Al op elfjarige leeftijd aan het werk in de kloosters
De vrouwen werden soms al op elfjarige leeftijd tewerkgesteld in de kloosters, soms omdat ze zwanger waren geworden buiten het huwelijk om. Er werd onder meer genaaid en gewassen, voor bijvoorbeeld warenhuizen en ziekenhuizen, maar zelf kregen de meisjes niets van de opbrengst. Het werd ook als vrome boetedoening gezien. Hun advocaten en Bureau Clara Wichmann, dat de rechtszaak aanvoert, vinden dit echter „dwangarbeid”.
Onze rechtszaak tegen De Goede Herder komt morgen, vrijdag 17 februari, om 10.00 voor de rechter. Voor meer informatie en een link naar de livestream van de openbare zitting: https://t.co/x8sdRdlMZK pic.twitter.com/hLrkQtXzaa
— Bureau Clara Wichmann (@clara_wichmann) February 16, 2023
Zes vrouwen hebben tijdens de behandeling verklaringen afgelegd. Naast regelmatig bidden op de knieën, werd er continu gewerkt, zelfs op zaterdagochtend. „Je mocht nooit stilzitten. Ik was veertien en zat de hele dag achter de trapnaaimachine. Soms kon ik tien seconden rusten, maar dan moest ik doorwerken. Ik heb er versleten rugwervels aan overgehouden. Ik zat op een te hoge stoel. Je was een soort robot”, verklaart één van de vrouwen.
‘Soort gevangenis’
Een andere vrouw sluit zich hierbij aan. Volgens haar waren de kloosters een „soort gevangenis”. Het werk was soms zelfs zo zwaar dat ze er vaak door flauwviel. Er werd nooit gepraat en de meisjes mochten nooit naar buiten, behalve om elders te werken. In een verklaring van een andere lotgenoot is te lezen hoe ze twee weken in een isoleercel moest doorbrengen, nadat ze probeerde weg te lopen. Dit beschrijft zij als „heel eng”. Als enige verwennerij in de kloostertijd herinnert ze zich „een sinaasappeltje op Koninginnedag”.
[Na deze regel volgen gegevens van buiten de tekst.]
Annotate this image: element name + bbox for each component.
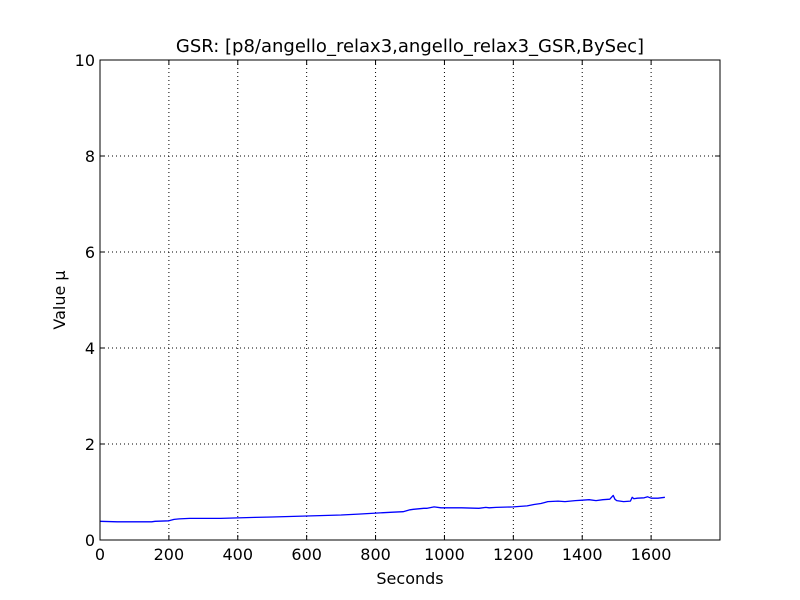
x-axis-label: Seconds: [376, 569, 443, 588]
chart-title: GSR: [p8/angello_relax3,angello_relax3_G…: [176, 36, 644, 57]
plot-frame: [99, 59, 721, 541]
x-tick-label: 1400: [562, 545, 603, 564]
x-tick-label: 800: [360, 545, 391, 564]
y-axis-label: Value µ: [50, 270, 69, 329]
series-layer: [99, 494, 665, 523]
x-tick-label: 600: [291, 545, 322, 564]
x-tick-label: 0: [95, 545, 105, 564]
x-tick-label: 1200: [493, 545, 534, 564]
y-tick-label: 0: [85, 531, 95, 550]
x-tick-label: 1000: [424, 545, 465, 564]
y-tick-label: 6: [85, 243, 95, 262]
y-tick-label: 8: [85, 147, 95, 166]
x-tick-label: 400: [223, 545, 254, 564]
y-tick-label: 4: [85, 339, 95, 358]
grid: [99, 59, 720, 541]
y-tick-label: 2: [85, 435, 95, 454]
ticks: 0 200 400 600 800 1000 1200 1400 1600 0 2 4 6 8 10: [75, 51, 720, 564]
x-tick-label: 1600: [631, 545, 672, 564]
y-tick-label: 10: [75, 51, 95, 70]
series-line: [99, 494, 665, 523]
x-tick-label: 200: [154, 545, 185, 564]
Andere ‘verwennerijen’ die de meisjes weleens kregen, waren sigaretten. Maar als één iemand ook maar iets ‘verkeerds’ had gedaan, mocht niemand meer een sigaret voor die dag. Ook konden de meisjes iets lekkers verdienen met het maken van zoveel mogelijk bh-bandjes in hun schaarse vrije tijd, in competitie met andere groepen.
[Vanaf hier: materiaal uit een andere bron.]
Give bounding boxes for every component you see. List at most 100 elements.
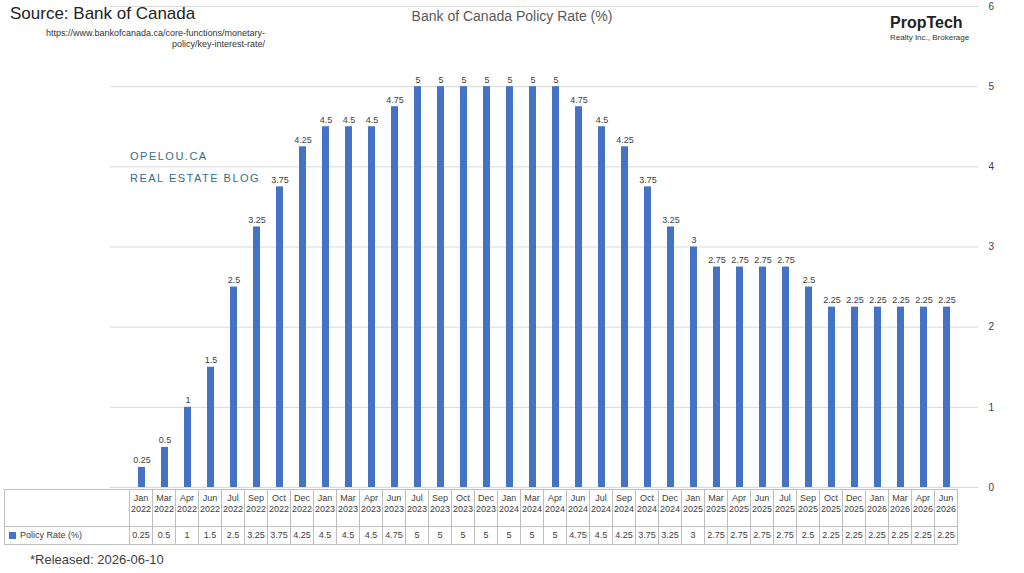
svg-text:4.25: 4.25 [294,135,312,145]
html-text:Jan: Jan [501,493,517,503]
html-text:REAL ESTATE BLOG: REAL ESTATE BLOG [130,172,261,184]
html-text:Apr: Apr [364,493,378,503]
svg-text:2: 2 [989,321,995,332]
svg-text:2.25: 2.25 [846,295,864,305]
html-text:Jan: Jan [317,493,333,503]
html-text:4.25: 4.25 [293,530,311,540]
svg-text:2.25: 2.25 [869,295,887,305]
html-text:2024: 2024 [522,504,542,514]
svg-text:5: 5 [989,81,995,92]
svg-text:5: 5 [438,75,443,85]
html-text:4.5: 4.5 [318,530,332,540]
html-text:OPELOU.CA: OPELOU.CA [130,150,208,162]
svg-text:3: 3 [989,241,995,252]
html-text:*Released: 2026-06-10: *Released: 2026-06-10 [30,552,164,567]
svg-text:6: 6 [989,1,995,12]
html-text:Dec: Dec [478,493,494,503]
svg-text:2.75: 2.75 [708,255,726,265]
svg-text:1.5: 1.5 [205,355,218,365]
svg-text:5: 5 [553,75,558,85]
html-text:2023: 2023 [315,504,335,514]
svg-text:0: 0 [989,482,995,493]
html-text:2022: 2022 [223,504,243,514]
html-text:2022: 2022 [154,504,174,514]
svg-text:5: 5 [461,75,466,85]
html-text:2023: 2023 [338,504,358,514]
html-text:2023: 2023 [430,504,450,514]
svg-text:1: 1 [989,402,995,413]
html-text:2022: 2022 [292,504,312,514]
svg-text:3: 3 [691,235,696,245]
html-text:Policy Rate (%): Policy Rate (%) [20,530,82,541]
html-text:2023: 2023 [407,504,427,514]
svg-text:4.5: 4.5 [596,115,609,125]
svg-text:1: 1 [185,395,190,405]
html-text:2022: 2022 [131,504,151,514]
html-text:Oct: Oct [272,493,286,503]
svg-text:2.75: 2.75 [777,255,795,265]
html-text:2024: 2024 [545,504,565,514]
html-text:4.5: 4.5 [341,530,355,540]
html-text:2023: 2023 [384,504,404,514]
svg-text:2.25: 2.25 [823,295,841,305]
html-text:2022: 2022 [246,504,266,514]
html-text:1.5: 1.5 [203,530,217,540]
svg-text:2.25: 2.25 [915,295,933,305]
html-text:Mar: Mar [524,493,540,503]
html-text:2022: 2022 [200,504,220,514]
svg-text:3.75: 3.75 [271,175,289,185]
svg-text:4.75: 4.75 [570,95,588,105]
html-text:2023: 2023 [453,504,473,514]
html-text:Mar: Mar [156,493,172,503]
svg-text:3.75: 3.75 [639,175,657,185]
svg-text:3.25: 3.25 [662,215,680,225]
svg-text:0.5: 0.5 [159,435,172,445]
html-text:0.25: 0.25 [132,530,150,540]
html-text:3.25: 3.25 [247,530,265,540]
svg-text:2.5: 2.5 [803,275,816,285]
svg-text:5: 5 [415,75,420,85]
svg-text:5: 5 [484,75,489,85]
html-text:Dec: Dec [294,493,310,503]
html-text:Sep: Sep [432,493,448,503]
svg-text:4.5: 4.5 [366,115,379,125]
html-text:Jul: Jul [227,493,239,503]
html-text:2023: 2023 [476,504,496,514]
svg-text:4.5: 4.5 [343,115,356,125]
svg-text:4.75: 4.75 [386,95,404,105]
svg-text:4: 4 [989,161,995,172]
html-text:2023: 2023 [361,504,381,514]
html-text:Oct: Oct [456,493,470,503]
svg-text:2.25: 2.25 [892,295,910,305]
html-text:2.5: 2.5 [226,530,240,540]
svg-text:3.25: 3.25 [248,215,266,225]
html-text:0.5: 0.5 [157,530,171,540]
html-text:Apr: Apr [180,493,194,503]
html-text:Source: Bank of Canada: Source: Bank of Canada [10,4,196,23]
svg-text:2.75: 2.75 [731,255,749,265]
html-text:2022: 2022 [269,504,289,514]
svg-text:0.25: 0.25 [133,455,151,465]
html-text:4.75: 4.75 [385,530,403,540]
html-text:Jun: Jun [386,493,402,503]
html-text:Jun: Jun [202,493,218,503]
html-text:2024: 2024 [499,504,519,514]
html-text:Jul: Jul [411,493,423,503]
svg-text:2.75: 2.75 [754,255,772,265]
html-text:2022: 2022 [177,504,197,514]
svg-text:2.5: 2.5 [228,275,241,285]
html-text:https://www.bankofcanada.ca/co: https://www.bankofcanada.ca/core-functio… [45,28,265,49]
html-text:4.5: 4.5 [364,530,378,540]
html-text:Apr: Apr [548,493,562,503]
html-text:3.75: 3.75 [270,530,288,540]
html-text:Sep: Sep [248,493,264,503]
svg-text:5: 5 [530,75,535,85]
svg-text:2.25: 2.25 [938,295,956,305]
svg-text:4.25: 4.25 [616,135,634,145]
svg-text:5: 5 [507,75,512,85]
html-text:PropTech: PropTech [890,14,963,31]
html-text:Mar: Mar [340,493,356,503]
html-text:Bank of Canada Policy Rate (%): Bank of Canada Policy Rate (%) [411,8,613,24]
svg-text:4.5: 4.5 [320,115,333,125]
html-text:Jan: Jan [133,493,149,503]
Wie precies verantwoordelijk zijn geweest voor deze toestanden is door het gesloten religieuze front lastig achter te komen. Volgens de raadslieden van de vrouwen zijn de feiten echter te ernstig voor verjaring en kan het hun cliënten niet worden verweten dat ze niet eerder aan de bel hebben getrokken. Ze kregen immers niet of nauwelijks onderwijs, waardoor ze in een achterstandssituatie bleven. Ook kenden ze elkaar amper om steun te zoeken, want ze waren in het klooster een nummer.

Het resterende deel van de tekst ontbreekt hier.